Dramatically tall, with enormous eyes and lips and a figure that could stop traffic, she was too much for the besotted postman in the film that made her famous. Now, though, the 37-year-old actress has been working behind the camera as the producer of All the Invisible Children. It comprises seven short films made by eight directors - including the huge names Spike Lee, John Woo and Ridley Scott.

It was presented out of competition on Thursday in Venice, where, Cucinotta said, it was greeted by "10 minutes of applause".

Not bad for a woman who found that the very assets that made her name also hampered her career. From the start, she claims, the people with power in the Italian film world dismissed her as a buxom country wench.
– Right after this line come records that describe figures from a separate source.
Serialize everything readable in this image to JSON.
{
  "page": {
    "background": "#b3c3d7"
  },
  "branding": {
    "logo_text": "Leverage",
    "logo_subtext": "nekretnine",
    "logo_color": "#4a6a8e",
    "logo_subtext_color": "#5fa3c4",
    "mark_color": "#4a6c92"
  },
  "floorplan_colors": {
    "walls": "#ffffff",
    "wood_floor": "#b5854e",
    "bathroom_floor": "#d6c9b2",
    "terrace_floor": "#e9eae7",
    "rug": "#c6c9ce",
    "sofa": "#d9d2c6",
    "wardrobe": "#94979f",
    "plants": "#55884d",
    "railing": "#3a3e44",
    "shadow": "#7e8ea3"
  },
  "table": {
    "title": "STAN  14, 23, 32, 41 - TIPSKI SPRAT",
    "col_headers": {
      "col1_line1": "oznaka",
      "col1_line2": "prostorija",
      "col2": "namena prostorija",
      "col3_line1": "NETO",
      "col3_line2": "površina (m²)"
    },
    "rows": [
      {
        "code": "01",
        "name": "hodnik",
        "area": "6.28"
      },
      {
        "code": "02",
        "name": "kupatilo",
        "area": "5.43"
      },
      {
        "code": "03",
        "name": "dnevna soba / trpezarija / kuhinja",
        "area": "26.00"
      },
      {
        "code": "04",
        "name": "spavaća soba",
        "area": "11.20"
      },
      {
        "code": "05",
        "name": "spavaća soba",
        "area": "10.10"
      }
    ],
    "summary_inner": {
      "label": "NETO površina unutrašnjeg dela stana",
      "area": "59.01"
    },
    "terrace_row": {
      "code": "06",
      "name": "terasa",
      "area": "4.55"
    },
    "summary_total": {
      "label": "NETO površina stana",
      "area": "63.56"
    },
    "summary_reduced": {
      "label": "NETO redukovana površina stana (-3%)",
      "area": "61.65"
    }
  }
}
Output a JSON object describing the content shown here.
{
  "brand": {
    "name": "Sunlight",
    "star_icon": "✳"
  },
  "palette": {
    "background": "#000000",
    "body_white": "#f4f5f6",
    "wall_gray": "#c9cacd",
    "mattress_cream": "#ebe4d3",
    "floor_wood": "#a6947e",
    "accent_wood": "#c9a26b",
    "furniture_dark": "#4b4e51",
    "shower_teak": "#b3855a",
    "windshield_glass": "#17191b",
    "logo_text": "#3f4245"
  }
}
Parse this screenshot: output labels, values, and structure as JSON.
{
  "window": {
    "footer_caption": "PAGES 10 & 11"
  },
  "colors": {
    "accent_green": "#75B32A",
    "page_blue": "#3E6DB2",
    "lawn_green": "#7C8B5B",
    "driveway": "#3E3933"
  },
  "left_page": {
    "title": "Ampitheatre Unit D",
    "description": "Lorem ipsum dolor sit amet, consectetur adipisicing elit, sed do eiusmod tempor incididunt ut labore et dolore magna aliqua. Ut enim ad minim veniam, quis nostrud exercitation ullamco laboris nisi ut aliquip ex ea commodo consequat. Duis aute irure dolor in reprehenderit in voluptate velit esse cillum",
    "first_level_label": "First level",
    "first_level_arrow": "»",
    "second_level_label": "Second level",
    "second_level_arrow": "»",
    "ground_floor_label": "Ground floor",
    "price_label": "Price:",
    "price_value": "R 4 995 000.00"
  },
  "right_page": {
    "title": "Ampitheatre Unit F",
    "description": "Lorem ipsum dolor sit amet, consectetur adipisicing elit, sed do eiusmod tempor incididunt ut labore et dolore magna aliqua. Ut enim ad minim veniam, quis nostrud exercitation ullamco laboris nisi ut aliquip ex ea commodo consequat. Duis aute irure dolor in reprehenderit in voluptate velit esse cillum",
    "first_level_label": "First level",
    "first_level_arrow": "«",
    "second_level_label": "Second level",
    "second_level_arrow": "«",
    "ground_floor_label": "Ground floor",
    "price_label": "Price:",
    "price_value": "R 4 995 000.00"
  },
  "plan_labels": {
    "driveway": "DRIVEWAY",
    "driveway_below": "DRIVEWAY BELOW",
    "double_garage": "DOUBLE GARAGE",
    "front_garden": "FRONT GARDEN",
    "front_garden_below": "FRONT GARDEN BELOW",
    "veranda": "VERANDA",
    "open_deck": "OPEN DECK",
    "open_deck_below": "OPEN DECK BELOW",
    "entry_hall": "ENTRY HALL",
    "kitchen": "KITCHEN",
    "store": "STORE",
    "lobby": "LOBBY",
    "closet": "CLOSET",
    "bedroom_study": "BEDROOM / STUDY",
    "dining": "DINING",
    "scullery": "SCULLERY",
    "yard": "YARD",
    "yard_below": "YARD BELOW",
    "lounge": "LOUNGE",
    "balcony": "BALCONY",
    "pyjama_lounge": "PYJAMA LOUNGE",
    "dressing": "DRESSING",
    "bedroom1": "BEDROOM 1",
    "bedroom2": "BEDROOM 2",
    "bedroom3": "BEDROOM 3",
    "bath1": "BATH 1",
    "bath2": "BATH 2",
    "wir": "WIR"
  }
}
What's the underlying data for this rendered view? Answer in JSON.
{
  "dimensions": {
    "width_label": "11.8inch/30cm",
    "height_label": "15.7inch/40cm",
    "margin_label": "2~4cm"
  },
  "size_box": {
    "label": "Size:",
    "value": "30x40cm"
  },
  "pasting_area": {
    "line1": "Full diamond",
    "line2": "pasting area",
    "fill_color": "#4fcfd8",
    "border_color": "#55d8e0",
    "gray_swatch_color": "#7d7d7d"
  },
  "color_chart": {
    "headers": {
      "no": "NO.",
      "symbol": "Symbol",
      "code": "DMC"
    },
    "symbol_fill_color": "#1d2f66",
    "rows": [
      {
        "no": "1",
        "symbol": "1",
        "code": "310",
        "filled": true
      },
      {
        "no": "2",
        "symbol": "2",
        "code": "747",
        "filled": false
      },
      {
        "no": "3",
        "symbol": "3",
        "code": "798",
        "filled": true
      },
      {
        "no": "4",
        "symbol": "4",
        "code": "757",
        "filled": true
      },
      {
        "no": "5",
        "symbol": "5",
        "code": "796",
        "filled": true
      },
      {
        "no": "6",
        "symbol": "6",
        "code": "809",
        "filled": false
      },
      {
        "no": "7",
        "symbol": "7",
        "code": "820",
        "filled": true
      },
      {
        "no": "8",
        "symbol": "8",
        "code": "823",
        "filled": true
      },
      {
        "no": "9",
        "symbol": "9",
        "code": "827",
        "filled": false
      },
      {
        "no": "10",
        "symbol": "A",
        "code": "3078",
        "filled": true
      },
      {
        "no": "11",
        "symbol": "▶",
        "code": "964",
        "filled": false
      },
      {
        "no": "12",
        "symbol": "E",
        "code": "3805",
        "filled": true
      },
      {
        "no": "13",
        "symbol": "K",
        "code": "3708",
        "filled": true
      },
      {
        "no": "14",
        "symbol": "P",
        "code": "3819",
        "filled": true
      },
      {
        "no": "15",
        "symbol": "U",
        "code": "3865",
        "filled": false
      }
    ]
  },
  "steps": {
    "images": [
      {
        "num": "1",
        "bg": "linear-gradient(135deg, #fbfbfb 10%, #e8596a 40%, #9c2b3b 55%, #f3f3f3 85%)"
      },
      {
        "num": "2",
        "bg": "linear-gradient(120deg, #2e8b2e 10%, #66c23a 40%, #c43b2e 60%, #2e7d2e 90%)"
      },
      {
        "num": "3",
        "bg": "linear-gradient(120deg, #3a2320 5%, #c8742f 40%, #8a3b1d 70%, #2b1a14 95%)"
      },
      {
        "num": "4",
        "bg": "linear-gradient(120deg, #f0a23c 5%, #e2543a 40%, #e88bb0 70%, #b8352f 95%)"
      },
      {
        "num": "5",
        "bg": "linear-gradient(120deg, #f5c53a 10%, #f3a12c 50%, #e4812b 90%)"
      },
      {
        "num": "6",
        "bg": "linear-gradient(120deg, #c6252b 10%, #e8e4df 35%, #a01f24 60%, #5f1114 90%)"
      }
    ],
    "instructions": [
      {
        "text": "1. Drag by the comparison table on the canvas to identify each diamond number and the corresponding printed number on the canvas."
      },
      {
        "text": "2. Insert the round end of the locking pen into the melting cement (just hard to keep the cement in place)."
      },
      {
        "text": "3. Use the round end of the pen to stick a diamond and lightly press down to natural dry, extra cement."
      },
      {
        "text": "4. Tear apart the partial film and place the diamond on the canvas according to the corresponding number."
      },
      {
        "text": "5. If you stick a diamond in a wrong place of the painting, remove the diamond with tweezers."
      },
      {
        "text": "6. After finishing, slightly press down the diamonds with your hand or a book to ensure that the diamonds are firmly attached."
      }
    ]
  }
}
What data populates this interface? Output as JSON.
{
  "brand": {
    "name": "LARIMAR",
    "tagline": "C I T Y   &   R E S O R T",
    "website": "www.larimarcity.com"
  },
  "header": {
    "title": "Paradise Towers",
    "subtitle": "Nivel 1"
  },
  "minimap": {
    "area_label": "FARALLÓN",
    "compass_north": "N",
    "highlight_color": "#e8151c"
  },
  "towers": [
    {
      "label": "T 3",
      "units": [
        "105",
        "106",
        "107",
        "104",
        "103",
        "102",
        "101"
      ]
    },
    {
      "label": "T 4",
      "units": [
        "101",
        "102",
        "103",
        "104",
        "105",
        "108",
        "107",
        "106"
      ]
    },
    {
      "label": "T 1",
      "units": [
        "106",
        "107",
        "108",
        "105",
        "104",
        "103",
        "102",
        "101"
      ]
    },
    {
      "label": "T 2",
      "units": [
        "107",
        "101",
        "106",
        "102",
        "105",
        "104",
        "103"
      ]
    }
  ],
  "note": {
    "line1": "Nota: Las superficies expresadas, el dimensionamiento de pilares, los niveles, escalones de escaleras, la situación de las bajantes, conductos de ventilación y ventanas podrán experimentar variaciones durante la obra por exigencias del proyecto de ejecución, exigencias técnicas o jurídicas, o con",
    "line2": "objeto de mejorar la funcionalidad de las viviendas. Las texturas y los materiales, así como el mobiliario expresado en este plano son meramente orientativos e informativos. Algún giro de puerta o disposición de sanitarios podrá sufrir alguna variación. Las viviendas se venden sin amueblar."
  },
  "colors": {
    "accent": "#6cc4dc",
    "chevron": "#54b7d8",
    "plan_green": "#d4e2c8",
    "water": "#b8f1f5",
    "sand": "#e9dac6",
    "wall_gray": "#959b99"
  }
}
Based in the northern city of Milan they were prejudiced against a daughter of the southern island of Sicily. "For them I was tettona and terrona [a big-breasted southern peasant]". Now she says that after making "45 films in seven years" it is time to reinvent herself.

Made in 1994, Il Postino was the true story of how the Chilean poet Pablo Neruda settled on the island of Capri after being forced into exile, and of how the uneducated postman who brings his letters discovers how poetry can capture a woman's heart - in this case, Beatrice, played by Cucinotta.

Starring Massimo Troisi - who was gravely ill and died shortly after the film was made - Il Postino was directed by Englishman Michael Radford in Italian, and was nominated for a clutch of Oscars. She readily admits that it remains the film for which she is best known. "Just last month I was in a Japanese restaurant in Los Angeles and a woman came to my table and shrieked, 'Beatrice!'. 'Who's this Beatrice?' I asked myself. Then I realised: she was thinking of Il Postino."

At the start of her career, people compared her to Sophia Loren. "But the times were different for Sophia," she says, "and above all she had a producer at her back, her husband Carlo Ponti." Cucinotta had no equivalent, so "I made too many films, I was not selective enough".

The change in career direction was, she said, the result of a rethink when she took a year off to have a baby - her daughter Julia, four this month.

The films in All the Invisible Children explore zones of danger and uncertainty. Spike Lee's is about an HIV-positive adolescent in Brooklyn, while John Woo's concerns the lives of a rich kid and an orphan in the Far East. Unicef was involved in the film's gestation, and will benefit from a percentage of the profits.

Happily settled with her businessman husband Giulio Violati, Cucinotta seems to have been mellowed by motherhood. She has more films as producer in the pipeline, including one about cinema in the south of Italy at the end of the 19th century, "the shocking effect of its arrival".